FOLKLORE & CULTURAL CONTEXT
Academic, thorough, anthropological lens. Mara traces cryptid accounts back through centuries of indigenous knowledge and cultural transmission, insisting we understand the human story before cataloging the creature.

Nolan Greer

EYEWITNESS ACCOUNTS & FIELD REPORTS
Skeptical but open-minded, journalistic. Nolan tracks down witnesses, checks their stories, and writes it up straight. If there’s a credible sighting, he’ll find the person who saw it.

Sienna Coe

BIOLOGY & ECOLOGICAL ANALYSIS
Scientific, precise, finds the plausible.
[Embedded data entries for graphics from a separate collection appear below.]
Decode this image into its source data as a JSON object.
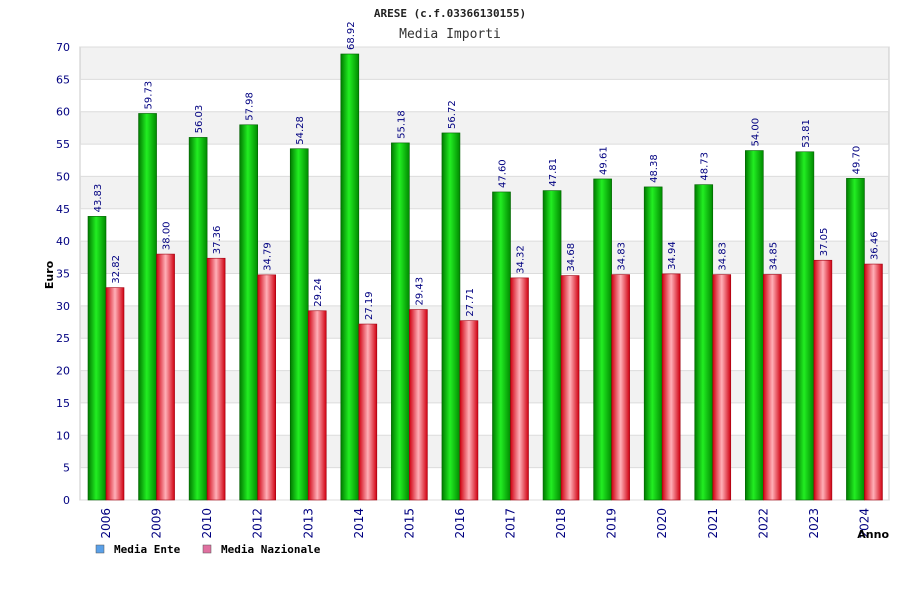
{
  "chart_data": {
    "type": "bar",
    "title": "ARESE (c.f.03366130155)",
    "subtitle": "Media Importi",
    "ylabel": "Euro",
    "xlabel": "Anno",
    "ylim": [
      0,
      70
    ],
    "yticks": [
      "0",
      "5",
      "10",
      "15",
      "20",
      "25",
      "30",
      "35",
      "40",
      "45",
      "50",
      "55",
      "60",
      "65",
      "70"
    ],
    "categories": [
      "2006",
      "2009",
      "2010",
      "2012",
      "2013",
      "2014",
      "2015",
      "2016",
      "2017",
      "2018",
      "2019",
      "2020",
      "2021",
      "2022",
      "2023",
      "2024"
    ],
    "series": [
      {
        "name": "Media Ente",
        "color": "#00c000",
        "legend_color": "#5aa0e8",
        "values": [
          43.83,
          59.73,
          56.03,
          57.98,
          54.28,
          68.92,
          55.18,
          56.72,
          47.6,
          47.81,
          49.61,
          48.38,
          48.73,
          54.0,
          53.81,
          49.7
        ],
        "labels": [
          "43.83",
          "59.73",
          "56.03",
          "57.98",
          "54.28",
          "68.92",
          "55.18",
          "56.72",
          "47.60",
          "47.81",
          "49.61",
          "48.38",
          "48.73",
          "54.00",
          "53.81",
          "49.70"
        ]
      },
      {
        "name": "Media Nazionale",
        "color": "#e81020",
        "legend_color": "#e070a0",
        "values": [
          32.82,
          38.0,
          37.36,
          34.79,
          29.24,
          27.19,
          29.43,
          27.71,
          34.32,
          34.68,
          34.83,
          34.94,
          34.83,
          34.85,
          37.05,
          36.46
        ],
        "labels": [
          "32.82",
          "38.00",
          "37.36",
          "34.79",
          "29.24",
          "27.19",
          "29.43",
          "27.71",
          "34.32",
          "34.68",
          "34.83",
          "34.94",
          "34.83",
          "34.85",
          "37.05",
          "36.46"
        ]
      }
    ],
    "grid": true,
    "legend_position": "bottom-left"
  }
}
Sienna evaluates cryptid claims against what biology actually allows, identifying the ecological niches where unknown species might survive undetected.

Ellis Varma

HISTORY & GEOGRAPHIC MAPPING
Narrative-driven, connects dots across time. Ellis maps sighting clusters, traces historical patterns, and finds the threads that link seemingly unrelated encounters across decades and continents.

Our Standards

Every Cryptidnomicon entry follows a consistent structure: overview, sighting history with primary sources, evidence analysis, ecological assessment, and cultural context. We include threat ratings not because we believe these creatures are necessarily dangerous, but because if they exist, understanding risk is part of responsible documentation.

We also maintain a “Former Cryptids” section — creatures once dismissed as folklore that turned out to be real. The giant squid. The okapi. The platypus. They’re a reminder that the line between myth and zoology has always been thinner than scientists like to admit.